Two extraneous matters are relied upon to establish the existence of fraud in fact, first, that the assignor, Dart, intended to withhold from the assignee and the creditors ninety-six bales of twine owned by the firm of Swezey Dart, upon the false and fraudulent pretense that they belonged to the Wilton Company, of which his mother-in-law was the proprietor, and, second, the matter of the "Peerless" trademark, belonging to the firm, used to designate warps manufactured for and sold by the firm. The question whether the judge was authorized to take from the jury the question of fraudulent intent arising upon the extrinsic facts is to be determined in view of the settled rule that to justify the court in directing a verdict in any case upon the facts the evidence must be undisputed, or so certain and convincing that no reasonable mind could come to but one conclusion. If there is ground for opposite inferences, and a conclusion either way would not shock the sense of a reasonable man, then the case is for the jury, although the judge may entertain a clear and decided conviction that the truth is on this or that side of the controversy.

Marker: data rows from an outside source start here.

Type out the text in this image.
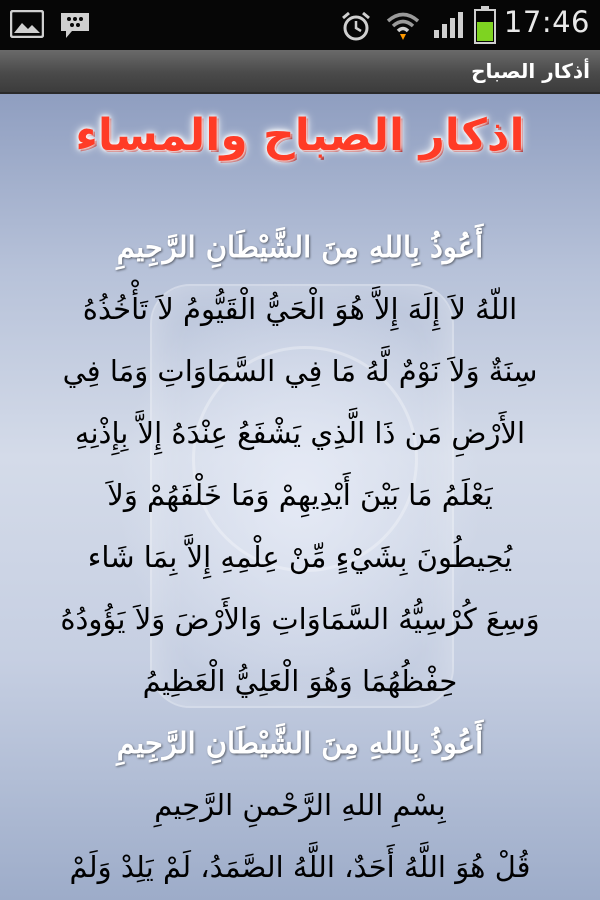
17:46
أذكار الصباح
اذكار الصباح والمساء
أَعُوذُ بِاللهِ مِنَ الشَّيْطَانِ الرَّجِيمِ
اللّهُ لاَ إِلَهَ إِلاَّ هُوَ الْحَيُّ الْقَيُّومُ لاَ تَأْخُذُهُ
سِنَةٌ وَلاَ نَوْمٌ لَّهُ مَا فِي السَّمَاوَاتِ وَمَا فِي
الأَرْضِ مَن ذَا الَّذِي يَشْفَعُ عِنْدَهُ إِلاَّ بِإِذْنِهِ
يَعْلَمُ مَا بَيْنَ أَيْدِيهِمْ وَمَا خَلْفَهُمْ وَلاَ
يُحِيطُونَ بِشَيْءٍ مِّنْ عِلْمِهِ إِلاَّ بِمَا شَاء
وَسِعَ كُرْسِيُّهُ السَّمَاوَاتِ وَالأَرْضَ وَلاَ يَؤُودُهُ
حِفْظُهُمَا وَهُوَ الْعَلِيُّ الْعَظِيمُ
أَعُوذُ بِاللهِ مِنَ الشَّيْطَانِ الرَّجِيمِ
بِسْمِ اللهِ الرَّحْمنِ الرَّحِيمِ
قُلْ هُوَ اللَّهُ أَحَدٌ، اللَّهُ الصَّمَدُ، لَمْ يَلِدْ وَلَمْ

The trial court or the General Term is authorized to set aside a verdict and direct the issue to be retried before another jury, if in its judgment the verdict is against the weight or preponderance of evidence, but in a case which of right is triable by jury the court cannot take from that tribunal the ultimate decision of the fact, unless the fact is either uncontradicted or the contradiction is illusory, or where, to use a current word, the answering evidence is a "scintilla" merely.
The omitted portion of the opinion is taken up with a discussion of the evidence, the court reaching the conclusion that it did not justify the withdrawal of the case from the jury.
* * * * * * *The judgment should be reversed and a new trial ordered.